Crédit photo: Médias 24

Automobile. Comment le groupe Renault prévoit d’atteindre 80% d’intégration locale à l’horizon 2025

Le 28 juillet 2021 à 17h11

Modifié 5 août 2021 à 10h11

Le groupe Renault s'engage à atteindre un taux d'intégration locale de 80%, et un chiffre d'affaires de 2,5 milliards d'euros d'ici 2025, puis de 3 milliards d'euros à terme. Comment ces objectifs seront-ils atteints, et quels sont les segments qui seront développés pour les atteindre ? La réponse.

Le constructeur automobile Renault Group Maroc a annoncé, mardi 27 juillet, en marge de la cérémonie de signature du renouvellement des accords qui le lient au Maroc, de nouveaux objectifs en terme d’intégration et de sourcing local, dans le cadre du plan d’accélération industrielle, visant à consolider son écosystème sur la période 2021-2030.

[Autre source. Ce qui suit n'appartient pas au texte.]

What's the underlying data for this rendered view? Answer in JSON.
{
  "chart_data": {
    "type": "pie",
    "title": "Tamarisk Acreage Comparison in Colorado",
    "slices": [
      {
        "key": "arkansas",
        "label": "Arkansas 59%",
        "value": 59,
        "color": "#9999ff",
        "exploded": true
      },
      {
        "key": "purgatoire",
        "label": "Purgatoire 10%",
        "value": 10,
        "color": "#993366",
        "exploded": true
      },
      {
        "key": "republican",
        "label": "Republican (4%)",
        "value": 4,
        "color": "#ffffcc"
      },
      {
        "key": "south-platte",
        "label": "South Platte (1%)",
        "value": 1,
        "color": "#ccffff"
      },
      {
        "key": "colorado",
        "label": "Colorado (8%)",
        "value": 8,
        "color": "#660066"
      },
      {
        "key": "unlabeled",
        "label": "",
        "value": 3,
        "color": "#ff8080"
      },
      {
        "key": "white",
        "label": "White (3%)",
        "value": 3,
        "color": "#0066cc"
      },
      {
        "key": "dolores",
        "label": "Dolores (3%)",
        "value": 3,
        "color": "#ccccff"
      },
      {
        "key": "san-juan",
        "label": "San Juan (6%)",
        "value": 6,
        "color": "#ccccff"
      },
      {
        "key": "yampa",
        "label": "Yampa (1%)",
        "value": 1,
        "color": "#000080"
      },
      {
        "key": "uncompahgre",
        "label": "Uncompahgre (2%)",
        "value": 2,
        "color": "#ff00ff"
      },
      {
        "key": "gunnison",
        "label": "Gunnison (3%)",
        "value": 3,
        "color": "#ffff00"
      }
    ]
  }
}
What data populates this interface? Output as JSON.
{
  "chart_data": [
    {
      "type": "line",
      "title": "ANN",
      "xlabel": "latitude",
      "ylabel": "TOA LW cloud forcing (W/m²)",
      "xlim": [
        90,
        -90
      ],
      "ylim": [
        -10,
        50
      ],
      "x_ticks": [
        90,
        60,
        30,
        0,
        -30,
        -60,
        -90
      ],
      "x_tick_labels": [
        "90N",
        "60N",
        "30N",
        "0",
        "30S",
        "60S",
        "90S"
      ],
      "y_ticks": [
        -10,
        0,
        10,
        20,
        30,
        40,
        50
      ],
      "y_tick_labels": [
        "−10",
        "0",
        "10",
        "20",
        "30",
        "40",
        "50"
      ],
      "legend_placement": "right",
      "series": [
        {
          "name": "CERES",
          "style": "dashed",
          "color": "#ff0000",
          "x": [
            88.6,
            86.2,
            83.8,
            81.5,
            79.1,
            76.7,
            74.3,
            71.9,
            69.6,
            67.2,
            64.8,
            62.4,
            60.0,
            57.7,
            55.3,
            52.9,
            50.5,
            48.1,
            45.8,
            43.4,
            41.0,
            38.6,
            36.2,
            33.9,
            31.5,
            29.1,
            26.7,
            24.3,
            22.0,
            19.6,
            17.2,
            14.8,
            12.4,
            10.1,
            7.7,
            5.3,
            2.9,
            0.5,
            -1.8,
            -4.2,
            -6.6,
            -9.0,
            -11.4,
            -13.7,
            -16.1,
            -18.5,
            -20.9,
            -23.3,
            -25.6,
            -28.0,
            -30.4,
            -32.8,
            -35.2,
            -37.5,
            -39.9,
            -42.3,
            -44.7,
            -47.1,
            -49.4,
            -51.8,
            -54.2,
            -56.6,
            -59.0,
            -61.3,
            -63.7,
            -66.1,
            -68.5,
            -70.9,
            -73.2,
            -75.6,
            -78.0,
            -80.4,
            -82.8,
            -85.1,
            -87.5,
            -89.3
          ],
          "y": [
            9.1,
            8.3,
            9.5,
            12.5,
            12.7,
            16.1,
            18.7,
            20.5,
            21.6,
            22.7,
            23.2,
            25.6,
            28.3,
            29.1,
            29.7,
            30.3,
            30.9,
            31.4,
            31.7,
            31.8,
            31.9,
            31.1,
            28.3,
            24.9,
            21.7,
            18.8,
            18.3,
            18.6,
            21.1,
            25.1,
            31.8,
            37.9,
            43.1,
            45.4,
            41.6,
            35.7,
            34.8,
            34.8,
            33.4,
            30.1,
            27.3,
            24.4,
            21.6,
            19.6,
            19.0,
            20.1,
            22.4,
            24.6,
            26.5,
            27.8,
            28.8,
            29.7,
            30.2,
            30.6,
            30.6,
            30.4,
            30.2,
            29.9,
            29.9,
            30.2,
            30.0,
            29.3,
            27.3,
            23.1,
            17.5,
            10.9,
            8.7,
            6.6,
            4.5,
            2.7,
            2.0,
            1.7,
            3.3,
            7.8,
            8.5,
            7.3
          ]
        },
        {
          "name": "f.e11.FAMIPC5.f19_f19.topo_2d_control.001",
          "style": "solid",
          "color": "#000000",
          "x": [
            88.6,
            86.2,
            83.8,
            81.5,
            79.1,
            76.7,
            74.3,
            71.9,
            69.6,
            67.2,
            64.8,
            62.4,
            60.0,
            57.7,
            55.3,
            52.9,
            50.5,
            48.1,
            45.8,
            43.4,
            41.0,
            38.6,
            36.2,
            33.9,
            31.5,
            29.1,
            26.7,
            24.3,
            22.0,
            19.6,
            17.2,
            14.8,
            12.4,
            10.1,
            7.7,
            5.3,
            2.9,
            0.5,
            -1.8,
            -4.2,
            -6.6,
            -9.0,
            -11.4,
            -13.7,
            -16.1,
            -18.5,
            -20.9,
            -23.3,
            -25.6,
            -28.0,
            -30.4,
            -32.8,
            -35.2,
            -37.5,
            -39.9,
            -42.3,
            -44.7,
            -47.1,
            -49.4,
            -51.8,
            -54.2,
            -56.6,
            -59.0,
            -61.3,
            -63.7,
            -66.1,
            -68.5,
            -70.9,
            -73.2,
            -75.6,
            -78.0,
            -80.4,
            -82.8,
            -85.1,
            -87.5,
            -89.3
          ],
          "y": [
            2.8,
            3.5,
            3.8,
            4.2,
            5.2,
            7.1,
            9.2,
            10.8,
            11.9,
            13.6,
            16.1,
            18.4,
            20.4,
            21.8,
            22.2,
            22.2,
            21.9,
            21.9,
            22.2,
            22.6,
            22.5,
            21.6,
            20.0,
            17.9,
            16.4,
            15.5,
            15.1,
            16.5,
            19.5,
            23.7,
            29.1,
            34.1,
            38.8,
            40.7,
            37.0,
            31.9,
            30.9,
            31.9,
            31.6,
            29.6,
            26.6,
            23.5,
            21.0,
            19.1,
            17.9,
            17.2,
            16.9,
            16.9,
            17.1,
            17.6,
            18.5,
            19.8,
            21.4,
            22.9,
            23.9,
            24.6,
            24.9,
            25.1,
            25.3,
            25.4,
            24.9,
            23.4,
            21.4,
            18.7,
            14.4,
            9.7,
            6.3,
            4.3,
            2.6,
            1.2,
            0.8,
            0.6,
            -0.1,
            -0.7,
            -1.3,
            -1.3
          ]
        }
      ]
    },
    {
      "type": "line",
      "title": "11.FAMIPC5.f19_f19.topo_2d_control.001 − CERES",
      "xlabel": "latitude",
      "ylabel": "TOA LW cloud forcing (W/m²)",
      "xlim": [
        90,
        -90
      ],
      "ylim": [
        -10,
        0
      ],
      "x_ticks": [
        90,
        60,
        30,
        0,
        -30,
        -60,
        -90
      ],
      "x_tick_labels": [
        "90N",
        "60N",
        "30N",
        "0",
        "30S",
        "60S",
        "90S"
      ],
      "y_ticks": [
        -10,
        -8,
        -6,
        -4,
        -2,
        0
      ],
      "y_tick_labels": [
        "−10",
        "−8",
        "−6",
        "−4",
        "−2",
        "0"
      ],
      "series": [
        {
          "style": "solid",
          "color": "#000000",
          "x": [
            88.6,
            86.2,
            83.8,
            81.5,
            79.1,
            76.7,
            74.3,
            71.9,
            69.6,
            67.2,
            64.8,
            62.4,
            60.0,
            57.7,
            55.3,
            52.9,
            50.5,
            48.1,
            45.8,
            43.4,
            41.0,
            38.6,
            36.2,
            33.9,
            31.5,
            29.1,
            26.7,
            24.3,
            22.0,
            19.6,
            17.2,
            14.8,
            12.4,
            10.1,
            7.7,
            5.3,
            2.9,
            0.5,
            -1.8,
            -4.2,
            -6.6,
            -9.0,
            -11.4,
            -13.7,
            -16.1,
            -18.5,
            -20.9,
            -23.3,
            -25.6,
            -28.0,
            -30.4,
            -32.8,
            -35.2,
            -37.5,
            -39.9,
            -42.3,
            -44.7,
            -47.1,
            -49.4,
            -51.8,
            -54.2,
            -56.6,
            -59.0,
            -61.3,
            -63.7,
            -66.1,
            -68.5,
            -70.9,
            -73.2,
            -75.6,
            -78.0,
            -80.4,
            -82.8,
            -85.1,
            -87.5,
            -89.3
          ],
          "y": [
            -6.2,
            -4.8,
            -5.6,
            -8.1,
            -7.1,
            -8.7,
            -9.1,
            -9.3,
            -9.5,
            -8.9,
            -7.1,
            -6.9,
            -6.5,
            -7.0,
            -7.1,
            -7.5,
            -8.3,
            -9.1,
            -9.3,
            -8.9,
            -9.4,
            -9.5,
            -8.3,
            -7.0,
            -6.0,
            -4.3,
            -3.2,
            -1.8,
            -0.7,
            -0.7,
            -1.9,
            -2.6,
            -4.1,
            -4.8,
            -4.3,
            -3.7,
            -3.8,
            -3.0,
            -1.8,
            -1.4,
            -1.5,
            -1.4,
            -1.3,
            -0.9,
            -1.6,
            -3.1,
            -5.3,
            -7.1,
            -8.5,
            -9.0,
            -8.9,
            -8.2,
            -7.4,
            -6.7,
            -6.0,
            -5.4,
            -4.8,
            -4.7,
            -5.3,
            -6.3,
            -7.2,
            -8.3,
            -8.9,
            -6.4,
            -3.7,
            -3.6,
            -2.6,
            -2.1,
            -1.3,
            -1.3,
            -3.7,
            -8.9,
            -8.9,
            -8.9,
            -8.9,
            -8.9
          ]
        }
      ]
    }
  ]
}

D’ici 2025, le groupe s’engage à atteindre un chiffre d’affaires de 2,5 milliards d’euros en sourcing local, avec une cible de 3 milliards d’euros à terme, ainsi que 80% d’intégration locale.

Marc Nassif, patron de Renault au Maroc, a expliqué à Médias 24 que « le taux d’intégration et le chiffre d’affaires, c’est le même combat. Le taux d’intégration va nous permettre d’atteindre le chiffre d’affaires ».

« Pour atteindre le taux de 80% d’ici 2025, il existe trois leviers. Le premier, sur les industrialisations actuelles, et auquel on procède ces dernières années depuis 2016, c’est d’ouvrir la palette, et faire venir de nouveaux fournisseurs, ou booster les fournisseurs actuels, afin d’acheter des technologies qui n’existent pas au Maroc, ou à partir de pièces qui existent au Royaume, fabriquer celles que l’on achète de l’étranger ».

Le second « est par le biais de nouveaux projets » notamment de véhicules à haute valeur technologique des marques de Renault Group, dont M. Nassif s’est gardé de dévoiler les détails. « Si nous vous parlons de ces projets, nous les révélerions  à la concurrence, chose que nous ne souhaitons pas faire aujourd’hui ».

Le troisième levier, « est de pousser les feux sur ce que les usines, en particulier d’Europe du Sud et d’Amérique Latine, achètent du Maroc« .

« Lorsqu’on combine ces trois éléments, pour la production locale on ira vers les 80% et pour le chiffre d’affaires sourcé, on arrivera à cibler les 3 milliards d’euros ».

Moulay Hafid Elalamy, ministre de l’Industrie, a pour sa part expliqué, lors de la conférence organisée mardi 27 juillet 2021, que pour atteindre le taux de 80% d’intégration locale, « nous devons entrer dans le dur. C’est-à-dire fabriquer, par exemple, un pare brise au Maroc. Cela se fait actuellement à Kénitra par AGC, leader japonais dans le secteur, mais à partir de verre importé de l’étranger ».

« Si l’on veut faire de l’intégration pour monter en taux d’intégration locale, il faut partir de la silice, le sable, jusqu’à la fabrication du verre, et puis du pare brise. C’est ce type d’intégration en profondeur qui est nécessaire. »

Il a ainsi rappelé qu’aujourd’hui, les voitures qui sortent du Maroc disposent d’un taux d’intégration de 60%, et 80% sont destinées à l’Europe ».